Интересно, гордился бы он мною, если б мог увидеть меня сейчас? Думаю, что нет.
Мадонна Джулия отослала обеих служанок.
— Идите проведайте мадонну Адриану, хорошо? Позаботьтесь о ней, если у неё до сих пор урчат кишки.
Дверь за ними затворилась, и она опустилась на колени на роскошный ковёр. Полы её подбитого мехом халата легли на пол, пока она рылась в моей старой одежде, ища мои толедские клинки в их потайных ножнах.
— А где сейчас ваш отец, — тихо спросила она, один за другим подавая мне метательные ножи.
— Он умер. — Я вложил самый короткий нож в его новые ножны на манжете. — Пятнадцать лет тому назад.
— Как это случилось?
— Как случается со многими из нас. — Я засунул ещё один нож за голенище своего нового сапога. — Кучка пьяных в кабаке. Они посчитали, что будет забавно попинать его. Должно быть, один из них пнул слишком сильно. Когда я пришёл домой после уроков, он харкал кровью.
Молчание затянулось; я не хотел смотреть на мадонну Джулию. «Если вы сейчас скажете, что вам меня жаль, — подумал я, — я стисну ваше белое горло руками в этих новых перчатках и выжму из вас всю жалость до последней капли».
Ho La Bella не сказала ни слова, только посмотрела на меня. Она по-прежнему стояла на коленях возле кучки моей одежды, так что ей пришлось задрать голову, чтобы поглядеть мне в лицо, как будто я был человеком нормального роста. Когда она передавала мне последний клинок, её тёмные глаза не просто смотрели на меня, они пронизывали меня насквозь, и мне, как и прежде, хотелось её задушить.

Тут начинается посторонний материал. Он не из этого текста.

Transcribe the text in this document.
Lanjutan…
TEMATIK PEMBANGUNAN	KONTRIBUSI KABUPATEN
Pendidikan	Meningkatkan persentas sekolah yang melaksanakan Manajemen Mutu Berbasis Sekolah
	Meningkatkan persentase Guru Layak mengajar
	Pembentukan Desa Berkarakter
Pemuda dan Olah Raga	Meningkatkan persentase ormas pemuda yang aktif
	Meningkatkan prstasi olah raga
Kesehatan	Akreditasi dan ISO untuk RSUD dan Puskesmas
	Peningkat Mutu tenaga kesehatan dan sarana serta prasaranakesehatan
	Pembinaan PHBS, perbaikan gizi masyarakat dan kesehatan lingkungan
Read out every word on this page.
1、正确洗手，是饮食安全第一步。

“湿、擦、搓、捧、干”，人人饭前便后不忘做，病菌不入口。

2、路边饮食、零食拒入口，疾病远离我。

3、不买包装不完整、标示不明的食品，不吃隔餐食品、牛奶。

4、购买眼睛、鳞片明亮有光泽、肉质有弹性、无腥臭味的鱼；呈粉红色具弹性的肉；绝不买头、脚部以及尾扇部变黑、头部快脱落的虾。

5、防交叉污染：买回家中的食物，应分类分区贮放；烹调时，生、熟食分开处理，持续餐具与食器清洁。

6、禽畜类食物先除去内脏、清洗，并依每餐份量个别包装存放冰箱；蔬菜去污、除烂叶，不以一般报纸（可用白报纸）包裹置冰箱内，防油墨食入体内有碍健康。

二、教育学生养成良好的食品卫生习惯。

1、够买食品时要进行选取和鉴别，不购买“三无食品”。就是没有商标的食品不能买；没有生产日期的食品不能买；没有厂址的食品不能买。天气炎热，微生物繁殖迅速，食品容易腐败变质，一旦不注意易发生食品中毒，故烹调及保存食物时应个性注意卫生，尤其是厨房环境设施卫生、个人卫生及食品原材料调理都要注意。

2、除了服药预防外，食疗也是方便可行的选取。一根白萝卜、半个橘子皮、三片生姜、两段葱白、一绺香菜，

Мне хотелось сказать ей какую-нибудь гадость, что-нибудь жестокое, назвать её глупой шлюхой, заставить её плакать. «Не смейте понимать меня. Как вы смеете выпытывать мои секреты!»
Но разве не это делают наилучшие, самые искусные шлюхи, разве они не понимают мужчин до конца? Лучшие шлюхи вовсе не глупы, не была глупой и она.
Я подавил своё желание сказать гадость и вложил последний нож в потайные ножны на поясе, потом снова посмотрел в зеркало, которое служанки прислонили к спинке стула. Я увидел таинственного человека, опасного, даже красивого. Мужчину, над которым более высоким мужчинам лучше не смеяться.
— Лучше уберите зеркало, — молвил я. — А то я стану таким же тщеславным, как вы, мадонна Джулия.
— Я очень надеюсь, что не обидела вас, мессер Леонелло, — тихо сказала она.
— Напротив, прекрасная госпожа. — Я повернулся и церемонно склонился к её руке. — Благодарю вас.
ГЛАВА 12
Неблагодарная и коварная Джулия!
Отрывок из письма
Родриго Борджиа Джулии Фарнезе
ДЖУЛИЯ
Когда Родриго, впадая в ярость, продолжал говорить о себе «мы», это был дурной знак.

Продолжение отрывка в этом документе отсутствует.